= Hugh Troy =

American painter and prankster

Hugh Charles Troy, Jr. (1906–1964) was a US painter who is noted for his pranks.

Troy was a son of a Cornell University dairy professor of the same name, and both father and son were members of the Quill and Dagger society. Troy attended Cornell as an architecture student from 1922 to 1927, although he was suspended without receiving a degree due to a particular joke that offended the administration. Although many of his practical jokes on campus are legendary, university historians have been unable to prove their truthfulness and some suspect the majority of his tales to be exaggerated or entirely fabricated. After serving in the military in World War II (under Gen. Curtis LeMay), he made his living as an illustrator for books and magazines, authoring three children's stories. He died in 1964.

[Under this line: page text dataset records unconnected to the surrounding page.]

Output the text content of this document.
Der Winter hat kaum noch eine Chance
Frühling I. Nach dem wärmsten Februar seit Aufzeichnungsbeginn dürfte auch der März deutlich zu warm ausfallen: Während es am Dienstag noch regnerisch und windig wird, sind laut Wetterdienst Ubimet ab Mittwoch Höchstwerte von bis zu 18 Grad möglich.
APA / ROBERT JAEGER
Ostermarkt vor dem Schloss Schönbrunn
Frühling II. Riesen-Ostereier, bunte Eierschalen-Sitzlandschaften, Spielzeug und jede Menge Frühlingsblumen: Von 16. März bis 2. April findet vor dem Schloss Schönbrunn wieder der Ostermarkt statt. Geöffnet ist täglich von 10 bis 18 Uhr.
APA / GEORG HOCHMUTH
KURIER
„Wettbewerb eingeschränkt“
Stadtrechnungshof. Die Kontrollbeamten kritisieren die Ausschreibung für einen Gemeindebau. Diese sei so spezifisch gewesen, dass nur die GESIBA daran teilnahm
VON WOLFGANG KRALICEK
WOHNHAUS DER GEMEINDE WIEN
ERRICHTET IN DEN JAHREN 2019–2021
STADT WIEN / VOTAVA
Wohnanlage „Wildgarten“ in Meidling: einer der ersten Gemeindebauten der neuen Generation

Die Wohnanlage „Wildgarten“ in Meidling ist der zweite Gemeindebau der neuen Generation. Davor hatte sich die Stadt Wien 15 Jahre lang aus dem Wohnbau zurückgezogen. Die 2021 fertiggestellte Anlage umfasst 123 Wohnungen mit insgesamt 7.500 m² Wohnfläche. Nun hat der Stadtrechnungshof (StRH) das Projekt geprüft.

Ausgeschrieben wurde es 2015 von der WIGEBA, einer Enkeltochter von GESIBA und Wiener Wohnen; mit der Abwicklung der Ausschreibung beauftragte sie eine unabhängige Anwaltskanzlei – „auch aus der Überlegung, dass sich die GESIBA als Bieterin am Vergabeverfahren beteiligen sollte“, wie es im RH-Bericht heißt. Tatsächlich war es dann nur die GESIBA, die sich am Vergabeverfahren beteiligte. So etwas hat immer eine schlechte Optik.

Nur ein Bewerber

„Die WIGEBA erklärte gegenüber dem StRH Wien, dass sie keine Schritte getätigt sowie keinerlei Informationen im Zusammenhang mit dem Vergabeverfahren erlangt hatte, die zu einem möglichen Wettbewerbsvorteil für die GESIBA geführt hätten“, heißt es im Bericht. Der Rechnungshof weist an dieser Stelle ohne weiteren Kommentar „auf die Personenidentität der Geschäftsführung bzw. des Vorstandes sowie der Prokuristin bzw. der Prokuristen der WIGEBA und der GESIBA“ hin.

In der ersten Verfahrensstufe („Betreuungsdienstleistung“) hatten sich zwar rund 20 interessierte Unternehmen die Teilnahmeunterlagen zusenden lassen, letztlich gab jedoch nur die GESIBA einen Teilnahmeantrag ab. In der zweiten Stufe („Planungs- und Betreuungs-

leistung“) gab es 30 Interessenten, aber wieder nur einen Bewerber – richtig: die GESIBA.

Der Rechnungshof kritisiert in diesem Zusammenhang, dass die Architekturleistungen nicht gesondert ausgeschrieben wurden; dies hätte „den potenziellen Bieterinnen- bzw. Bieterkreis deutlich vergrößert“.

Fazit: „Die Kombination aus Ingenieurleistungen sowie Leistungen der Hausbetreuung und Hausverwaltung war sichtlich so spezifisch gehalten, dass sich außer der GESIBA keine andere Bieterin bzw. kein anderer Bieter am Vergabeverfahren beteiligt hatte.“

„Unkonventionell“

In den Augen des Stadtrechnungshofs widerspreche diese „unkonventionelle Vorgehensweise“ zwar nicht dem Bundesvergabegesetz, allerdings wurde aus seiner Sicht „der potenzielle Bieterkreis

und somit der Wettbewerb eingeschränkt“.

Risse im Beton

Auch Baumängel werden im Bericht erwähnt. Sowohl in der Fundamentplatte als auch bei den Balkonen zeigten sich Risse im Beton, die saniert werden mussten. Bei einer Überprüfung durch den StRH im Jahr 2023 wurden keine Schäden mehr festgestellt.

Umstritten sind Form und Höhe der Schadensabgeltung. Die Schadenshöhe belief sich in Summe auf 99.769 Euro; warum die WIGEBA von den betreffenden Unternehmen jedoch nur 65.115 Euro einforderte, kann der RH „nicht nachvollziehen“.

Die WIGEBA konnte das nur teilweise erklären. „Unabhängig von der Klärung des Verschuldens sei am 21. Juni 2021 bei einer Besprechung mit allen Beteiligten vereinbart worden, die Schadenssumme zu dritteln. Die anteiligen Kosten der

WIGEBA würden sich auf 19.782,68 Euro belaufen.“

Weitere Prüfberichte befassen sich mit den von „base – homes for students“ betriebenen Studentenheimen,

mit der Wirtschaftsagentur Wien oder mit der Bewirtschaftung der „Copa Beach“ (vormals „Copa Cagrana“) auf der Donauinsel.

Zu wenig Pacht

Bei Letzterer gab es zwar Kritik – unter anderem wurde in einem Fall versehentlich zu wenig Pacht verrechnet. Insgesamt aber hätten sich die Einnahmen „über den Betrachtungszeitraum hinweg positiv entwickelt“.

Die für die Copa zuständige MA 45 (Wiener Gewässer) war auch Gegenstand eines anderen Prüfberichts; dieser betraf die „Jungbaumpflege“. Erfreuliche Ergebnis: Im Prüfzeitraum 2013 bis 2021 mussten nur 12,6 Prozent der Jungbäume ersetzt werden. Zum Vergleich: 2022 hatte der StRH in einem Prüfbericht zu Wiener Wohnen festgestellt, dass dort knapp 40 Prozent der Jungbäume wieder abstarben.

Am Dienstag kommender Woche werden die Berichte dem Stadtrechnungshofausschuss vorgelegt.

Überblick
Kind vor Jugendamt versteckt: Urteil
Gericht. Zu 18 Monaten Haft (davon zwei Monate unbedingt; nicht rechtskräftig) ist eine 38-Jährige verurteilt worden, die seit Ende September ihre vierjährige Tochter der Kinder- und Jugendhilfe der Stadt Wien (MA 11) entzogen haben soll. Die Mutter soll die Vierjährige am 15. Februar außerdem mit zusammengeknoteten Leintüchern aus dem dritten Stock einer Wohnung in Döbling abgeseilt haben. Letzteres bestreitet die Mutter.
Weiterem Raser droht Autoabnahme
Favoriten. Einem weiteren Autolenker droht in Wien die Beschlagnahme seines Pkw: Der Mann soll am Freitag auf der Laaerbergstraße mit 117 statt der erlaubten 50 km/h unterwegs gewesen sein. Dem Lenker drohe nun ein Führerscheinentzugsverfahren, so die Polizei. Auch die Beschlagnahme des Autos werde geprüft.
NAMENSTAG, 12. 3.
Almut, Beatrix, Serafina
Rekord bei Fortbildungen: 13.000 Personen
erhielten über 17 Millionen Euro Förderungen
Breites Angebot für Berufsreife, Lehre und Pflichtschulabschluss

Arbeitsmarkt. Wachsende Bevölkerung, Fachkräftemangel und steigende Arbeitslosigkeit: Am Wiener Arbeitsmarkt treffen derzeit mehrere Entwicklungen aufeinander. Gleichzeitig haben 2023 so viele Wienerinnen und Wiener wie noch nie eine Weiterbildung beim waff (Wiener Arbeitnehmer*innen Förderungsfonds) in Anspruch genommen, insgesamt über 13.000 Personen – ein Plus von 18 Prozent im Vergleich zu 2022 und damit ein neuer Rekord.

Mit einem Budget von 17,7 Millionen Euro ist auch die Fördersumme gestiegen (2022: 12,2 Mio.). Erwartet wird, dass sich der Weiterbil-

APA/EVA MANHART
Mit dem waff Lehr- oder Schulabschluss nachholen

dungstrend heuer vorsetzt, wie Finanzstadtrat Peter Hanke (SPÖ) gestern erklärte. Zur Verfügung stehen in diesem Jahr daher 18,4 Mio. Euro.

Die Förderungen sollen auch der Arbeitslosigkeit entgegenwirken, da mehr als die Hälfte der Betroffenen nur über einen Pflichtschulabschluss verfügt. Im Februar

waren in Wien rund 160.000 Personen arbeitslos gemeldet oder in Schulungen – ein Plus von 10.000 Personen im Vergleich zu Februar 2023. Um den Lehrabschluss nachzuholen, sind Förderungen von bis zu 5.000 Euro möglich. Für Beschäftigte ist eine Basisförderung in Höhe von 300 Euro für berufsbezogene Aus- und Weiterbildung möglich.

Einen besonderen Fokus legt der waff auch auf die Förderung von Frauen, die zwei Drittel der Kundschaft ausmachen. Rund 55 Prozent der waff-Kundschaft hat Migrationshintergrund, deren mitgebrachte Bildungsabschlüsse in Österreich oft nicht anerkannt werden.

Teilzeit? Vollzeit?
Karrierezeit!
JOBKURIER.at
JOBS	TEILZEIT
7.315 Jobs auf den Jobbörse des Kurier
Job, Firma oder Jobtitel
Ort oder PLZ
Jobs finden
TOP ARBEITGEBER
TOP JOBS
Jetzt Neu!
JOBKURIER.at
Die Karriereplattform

==Notable practical jokes==
- Using a wastebasket made of a rhinoceros foot borrowed from Louis Agassiz Fuertes, Troy made what appeared to be rhinoceros tracks across campus and to the lake that was the source of drinking water for the area, Beebe Lake. This was done during a winter snowstorm. Troy also cut a large hole in the ice on the edge of the lake so it appeared that the animal had fallen in. Reportedly, many people stopped drinking the water until Troy revealed the prank with an anonymous letter.
- Troy took the galoshes of a Cornell lecturer and painted human feet on them. Then he covered his handiwork with a black paint that would wash off. When the lecturer used the galoshes in the rain, he looked like he was walking with bare feet.
- While working as the student sports reporter at Cornell, Troy invented a character named "Johnny Tsal". Tsal was a poor wretch of a character who would inevitably finish last in whatever race that Troy was assigned to cover. "Tsal" was "last" spelled backwards. Troy said he invented this perpetual loser so that he would not have to feel bad about reporting someone's defeat.
- In New York City, Troy would visit Central Park carrying a park bench he had bought. Police, suspecting he was trying to steal it, arrested him a number of times. He always presented the bill of sale and was released. Hugh got his revenge by coordinating with a number of friends to take the park benches all at the same time. Because the police thought it was "that guy with the bill of sale" again none of the bench thieves were stopped as they walked out of the park.
- Troy and friends once dressed up as workers and began digging in the middle of the street. Police arrived and began to divert traffic. Once they dug a large hole they left leaving confused policemen.
- Troy also dressed as workers and removed all of the light bulbs from the Waldorf-Astoria Hotel without being questioned.
- According to one story from Ithaca, New York, Troy and his friends saw a large sign that read "JESUS SAVES". They decided to remove it from its original place beside a bridge and put it where it would do some good: on the front of a local bank. Legend has it that the bank did a record amount of business the next day.
- In 1935, at an exhibition of the works of Vincent van Gogh in New York's Museum of Modern Art, Troy took a piece of corned beef, carved it into a shape of an ear and put it on display with a plaque that declared it was the ear that Van Gogh had cut off in 1888. People flocked to see it until museum authorities removed it.
- During World War II, Troy got fed up with military bureaucracy. He invented a new form for reports on the use of flypaper and sent it to command. The story goes that the Pentagon demanded that other units send theirs as well. Just when Hugh was sure that everyone was wasting time with these flypaper reports, he sent another letter to the Pentagon mentioning that counts might be inaccurate due to the counting of old flies from previous counts. To counter this, he suggested that each fly be daubed with a little ketchup using a toothpick. By doing so, previously counted flies would now have a marking for the next count. This task was then added to the roster.
- One of his jokes can still be seen. The giant globe in the lobby of the old Daily News Building in New York was painted by Troy. All the cities on it are national capitals, except one: Ithaca.

==Sources==
- Merry Gentlemen (and One Lady). J. Bryan ISBN 0-689-11533-4
- Laugh With Hugh Troy. Con Troy. Trojan Books. 1983.
- Life In A Putty Knife Factory, by H. Allen Smith, 1943, Doubleday, Doran & Co., Chapter 5, "Chiefly About Hugh Troy."